I remember in the 1980s working at Data General with great PR and ad people to try to promote a new IT concept called "integrated office automation (OA)." It was more than just word processing (WP), a concept that Wang "then owned." Because of Wang's prominence in that market, we didn't want to promote our product as just some super word processor. Integrated OA was better than that. It combined WP with this new thing called email as well as with calendaring (which no one then or now uses) and a few other bells and whistles. Shortly after launch, DG's particular OA product was interfaced with some bizarre little program called CompuCalc (whose co-author -- a former DG programmer -- then decided that these bizarre little programs called "spreadsheets" would probably run better on PCs).
We were somewhat successful in our efforts between 1982 and 1985 in terms of sales but it was a slog. Then in 1986 an obscure Marine Lieutenant Colonel named Oliver North got called before the U.S. Congress for doing some no-longer-remembered thing wrong and said "I know nothing." Unfortunately, everything he knew nothing about was preserved forever on the Reagan White House PROFS (the PRoffessional OFfice System from IBM) minicomputer and a battery of Congressmen mentioned PROFS about a zillion times that winter on TV. After that, all our great PR and ads meant nothing. All we had to say was our OA product was like PROFS, only better.
Those good old days came flashing back to me this week when some poor lawyers from the U.S. Homeland Security bureaucracy got hauled before the U.S. House Oversight and Government Reform Committee because the lawyers weren't processing freedom-of-information open-government requests through the bureaucracy fast enough. The lawyers' excuse was that they couldn't get the approvals of the bosses fast enough...
- "But" said the lawyers, "but don't worry we just put in a SharePoint system to solve the problem."
- "I know SharePoint," said the top Congressman, "I used to use it in the company I owned before I became a Congressman. It's a great product."
Wow. I can just visualize the marketing meeting at Microsoft (MSFT) the next morning.

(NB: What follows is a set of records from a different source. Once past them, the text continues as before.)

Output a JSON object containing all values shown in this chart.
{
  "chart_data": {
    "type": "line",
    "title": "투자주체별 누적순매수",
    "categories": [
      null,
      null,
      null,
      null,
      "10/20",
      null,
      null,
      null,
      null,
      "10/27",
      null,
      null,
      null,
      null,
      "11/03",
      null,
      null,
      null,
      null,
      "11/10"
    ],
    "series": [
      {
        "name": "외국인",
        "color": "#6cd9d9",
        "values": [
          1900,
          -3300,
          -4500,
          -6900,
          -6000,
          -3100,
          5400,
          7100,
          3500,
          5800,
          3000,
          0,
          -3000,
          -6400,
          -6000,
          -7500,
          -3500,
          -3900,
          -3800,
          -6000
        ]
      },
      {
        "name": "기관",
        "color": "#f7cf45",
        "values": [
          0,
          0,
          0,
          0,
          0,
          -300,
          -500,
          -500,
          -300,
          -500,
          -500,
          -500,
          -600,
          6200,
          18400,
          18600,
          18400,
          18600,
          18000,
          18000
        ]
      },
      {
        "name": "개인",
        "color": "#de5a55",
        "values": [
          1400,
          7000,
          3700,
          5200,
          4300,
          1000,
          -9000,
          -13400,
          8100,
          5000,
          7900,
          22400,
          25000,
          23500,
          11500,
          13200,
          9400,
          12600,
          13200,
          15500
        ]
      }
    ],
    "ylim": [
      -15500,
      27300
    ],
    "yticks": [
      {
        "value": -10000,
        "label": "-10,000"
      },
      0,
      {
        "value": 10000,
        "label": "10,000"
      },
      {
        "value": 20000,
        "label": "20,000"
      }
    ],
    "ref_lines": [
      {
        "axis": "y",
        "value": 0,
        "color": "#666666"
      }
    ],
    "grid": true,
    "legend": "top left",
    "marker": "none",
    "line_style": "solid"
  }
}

- Can we use a Congressman in an ad?
- Do we really want -- yawn -- to link to C-Span?
- Did our PAC contribute to his campaign?
- Is Homeland Security using a licensed copy?
- On and on.
Marketing people just live for the one or two mornings per career that go like that. Of course, the sales guys take the credit anyways.
-- Dennis Byron
(Sidenote: Apparently Homeland Security didn't get the Obama administration memo that you can only do "open government" on open source. They chose SharePoint over Drupal!!)